Уинстон встал напротив него. О’Брайен взял Уинстона за плечи своими сильными руками и внимательно посмотрел на него.
– Ты думал обмануть меня, – сказал он. – Это было глупо. Встань ровнее. Смотри мне в лицо.
Он помолчал и продолжил, смягчив тон:
– Ты идешь на поправку. В умственном плане ты почти в полном порядке. А вот в плане чувств прогресса не наблюдается. Скажи, Уинстон – и помни, врать нельзя: ты знаешь, я всегда сумею распознать ложь, – скажи, что ты на самом деле чувствуешь к Большому Брату?
– Я ненавижу его.
– Ты ненавидишь его. Хорошо. Тогда пришло время сделать последний шаг. Ты должен полюбить Большого Брата. Подчиниться ему недостаточно – нужно полюбить его.
Он отпустил Уинстона, слегка подтолкнув его к охране.
– В сто первую, – приказал он.
На каждом этапе своего заключения Уинстон знал, или так ему казалось, в какой части безоконного здания он находится. Возможно, сказывались легкие перепады в атмосферном давлении. Камеры, где его избивала охрана, были под землей. Комната, где его допрашивал О’Брайен, находилась под самой крышей. А сейчас он оказался на предельной глубине, глубже некуда.

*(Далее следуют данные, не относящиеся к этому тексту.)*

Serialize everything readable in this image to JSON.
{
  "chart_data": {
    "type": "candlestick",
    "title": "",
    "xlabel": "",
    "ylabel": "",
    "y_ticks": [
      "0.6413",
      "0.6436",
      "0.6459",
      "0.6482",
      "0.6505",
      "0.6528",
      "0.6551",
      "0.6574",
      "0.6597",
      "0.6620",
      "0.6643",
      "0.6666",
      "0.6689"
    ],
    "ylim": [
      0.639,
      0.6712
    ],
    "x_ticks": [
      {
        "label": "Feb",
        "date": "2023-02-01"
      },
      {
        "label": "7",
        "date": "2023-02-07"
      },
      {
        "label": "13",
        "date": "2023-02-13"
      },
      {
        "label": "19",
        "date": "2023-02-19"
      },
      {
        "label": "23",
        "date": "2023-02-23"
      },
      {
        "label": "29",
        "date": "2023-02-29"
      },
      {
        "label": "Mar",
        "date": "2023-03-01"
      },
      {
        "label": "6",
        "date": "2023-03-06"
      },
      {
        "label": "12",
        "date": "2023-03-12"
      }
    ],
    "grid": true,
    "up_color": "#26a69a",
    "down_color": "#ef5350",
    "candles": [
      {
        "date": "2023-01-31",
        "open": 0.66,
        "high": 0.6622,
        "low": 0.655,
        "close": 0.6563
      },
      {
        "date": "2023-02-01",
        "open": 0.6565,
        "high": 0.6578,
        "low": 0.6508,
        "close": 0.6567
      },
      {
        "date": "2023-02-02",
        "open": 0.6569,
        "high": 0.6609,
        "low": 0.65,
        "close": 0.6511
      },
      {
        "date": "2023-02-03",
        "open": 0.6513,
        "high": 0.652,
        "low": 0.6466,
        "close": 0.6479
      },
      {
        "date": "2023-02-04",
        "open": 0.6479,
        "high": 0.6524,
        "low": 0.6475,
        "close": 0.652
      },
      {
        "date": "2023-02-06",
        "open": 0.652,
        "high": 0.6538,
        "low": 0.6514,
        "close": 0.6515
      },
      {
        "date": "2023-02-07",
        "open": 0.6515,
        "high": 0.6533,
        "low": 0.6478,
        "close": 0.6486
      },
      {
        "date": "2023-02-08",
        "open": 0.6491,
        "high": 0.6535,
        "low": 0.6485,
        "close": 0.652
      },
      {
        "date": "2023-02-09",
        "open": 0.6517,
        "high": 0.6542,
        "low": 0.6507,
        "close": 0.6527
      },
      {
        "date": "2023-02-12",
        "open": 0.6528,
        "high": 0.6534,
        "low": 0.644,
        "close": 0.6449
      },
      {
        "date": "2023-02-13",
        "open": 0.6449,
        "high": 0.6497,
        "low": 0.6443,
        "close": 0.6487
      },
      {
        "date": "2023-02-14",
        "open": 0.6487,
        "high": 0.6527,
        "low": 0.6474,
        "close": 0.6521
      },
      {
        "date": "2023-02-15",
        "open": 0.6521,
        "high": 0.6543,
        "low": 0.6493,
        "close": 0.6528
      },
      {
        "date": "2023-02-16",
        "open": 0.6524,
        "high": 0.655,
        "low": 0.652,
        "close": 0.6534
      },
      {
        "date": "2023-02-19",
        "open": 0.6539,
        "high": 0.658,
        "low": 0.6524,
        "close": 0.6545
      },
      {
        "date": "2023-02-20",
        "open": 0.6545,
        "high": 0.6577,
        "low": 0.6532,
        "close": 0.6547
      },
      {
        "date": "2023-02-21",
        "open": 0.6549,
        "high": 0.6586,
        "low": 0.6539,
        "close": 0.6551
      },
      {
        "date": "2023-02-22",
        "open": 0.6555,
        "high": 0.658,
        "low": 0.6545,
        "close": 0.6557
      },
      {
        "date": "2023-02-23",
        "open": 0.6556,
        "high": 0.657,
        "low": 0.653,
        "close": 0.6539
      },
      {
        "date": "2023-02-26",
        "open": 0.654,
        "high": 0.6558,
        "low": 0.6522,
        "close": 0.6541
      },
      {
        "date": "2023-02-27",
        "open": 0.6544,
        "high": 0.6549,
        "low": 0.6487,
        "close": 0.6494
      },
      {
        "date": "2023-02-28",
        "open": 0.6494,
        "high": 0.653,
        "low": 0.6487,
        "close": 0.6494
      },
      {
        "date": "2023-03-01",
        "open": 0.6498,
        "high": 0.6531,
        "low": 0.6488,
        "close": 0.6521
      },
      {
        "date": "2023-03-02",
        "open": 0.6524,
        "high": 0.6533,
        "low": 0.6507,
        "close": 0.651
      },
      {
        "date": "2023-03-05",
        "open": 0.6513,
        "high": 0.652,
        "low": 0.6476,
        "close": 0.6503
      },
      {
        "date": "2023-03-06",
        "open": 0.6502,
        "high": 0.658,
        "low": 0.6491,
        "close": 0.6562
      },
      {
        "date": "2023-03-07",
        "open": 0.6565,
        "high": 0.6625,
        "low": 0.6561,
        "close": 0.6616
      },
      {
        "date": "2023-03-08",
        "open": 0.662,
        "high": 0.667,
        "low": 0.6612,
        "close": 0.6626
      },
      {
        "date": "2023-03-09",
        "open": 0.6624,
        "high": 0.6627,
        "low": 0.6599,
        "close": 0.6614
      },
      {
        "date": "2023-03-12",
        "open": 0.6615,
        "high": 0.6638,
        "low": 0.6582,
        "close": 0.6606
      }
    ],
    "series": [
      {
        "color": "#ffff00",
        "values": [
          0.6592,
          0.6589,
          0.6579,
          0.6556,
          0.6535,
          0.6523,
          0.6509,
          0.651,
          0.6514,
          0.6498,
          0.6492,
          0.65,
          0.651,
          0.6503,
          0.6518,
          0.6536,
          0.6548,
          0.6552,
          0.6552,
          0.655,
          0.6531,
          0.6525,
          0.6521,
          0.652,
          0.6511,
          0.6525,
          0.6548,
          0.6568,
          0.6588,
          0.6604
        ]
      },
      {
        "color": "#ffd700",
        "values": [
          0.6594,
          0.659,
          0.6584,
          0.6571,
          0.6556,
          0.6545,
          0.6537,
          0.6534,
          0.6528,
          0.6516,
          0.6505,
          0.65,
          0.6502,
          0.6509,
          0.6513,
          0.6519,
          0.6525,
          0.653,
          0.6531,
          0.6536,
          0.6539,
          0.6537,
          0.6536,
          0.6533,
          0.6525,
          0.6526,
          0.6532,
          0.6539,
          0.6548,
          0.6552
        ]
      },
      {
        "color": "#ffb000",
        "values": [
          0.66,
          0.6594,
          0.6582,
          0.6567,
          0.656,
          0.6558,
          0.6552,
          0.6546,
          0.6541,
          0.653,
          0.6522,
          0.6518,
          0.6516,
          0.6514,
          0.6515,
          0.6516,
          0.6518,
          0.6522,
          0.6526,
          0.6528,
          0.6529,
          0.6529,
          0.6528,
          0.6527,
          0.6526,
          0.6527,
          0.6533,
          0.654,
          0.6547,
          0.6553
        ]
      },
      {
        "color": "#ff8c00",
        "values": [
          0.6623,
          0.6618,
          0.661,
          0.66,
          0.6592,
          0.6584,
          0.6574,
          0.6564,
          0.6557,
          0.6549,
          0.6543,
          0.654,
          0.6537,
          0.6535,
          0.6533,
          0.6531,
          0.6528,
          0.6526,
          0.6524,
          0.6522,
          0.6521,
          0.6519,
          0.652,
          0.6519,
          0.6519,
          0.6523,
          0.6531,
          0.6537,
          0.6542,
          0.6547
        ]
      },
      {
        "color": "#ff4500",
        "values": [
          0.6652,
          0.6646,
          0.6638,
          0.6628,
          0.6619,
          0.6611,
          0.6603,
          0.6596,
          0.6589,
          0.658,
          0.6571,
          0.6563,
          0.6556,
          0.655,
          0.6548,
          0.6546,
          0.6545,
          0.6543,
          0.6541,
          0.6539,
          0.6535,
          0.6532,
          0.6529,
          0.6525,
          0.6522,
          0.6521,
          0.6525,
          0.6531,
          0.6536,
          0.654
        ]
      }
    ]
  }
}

Камера оказалась самой просторной из всех, где ему приходилось бывать. Из обстановки он заметил только два столика, покрытых зеленым сукном. Один стоял в паре метров от него, а другой подальше, у двери. Его привязали к креслу так туго, что он не мог пошевелить даже головой. Затылок был схвачен зажимом, и Уинстону приходилось смотреть прямо перед собой.
Вскоре открылась дверь и вошел О’Брайен.
– Ты как-то спросил меня, – сказал О’Брайен, – что в сто первой комнате. Я сказал, что ты уже знаешь ответ. Все его знают. В сто первой комнате – самое страшное на свете.
Дверь снова открылась. Вошел охранник, держа в руках что-то решетчатое, какую-то коробку или корзину. Он поставил ее на дальний столик. О’Брайен загораживал вид, и Уинстон не мог разглядеть, что внутри.
– Самое страшное на свете, – продолжил О’Брайен, – у каждого свое. Иногда это погребение заживо или сожжение, утопление или сажание на кол, и еще полсотни смертей. А бывает, что это какие-то тривиальные вещи, даже не смертельные.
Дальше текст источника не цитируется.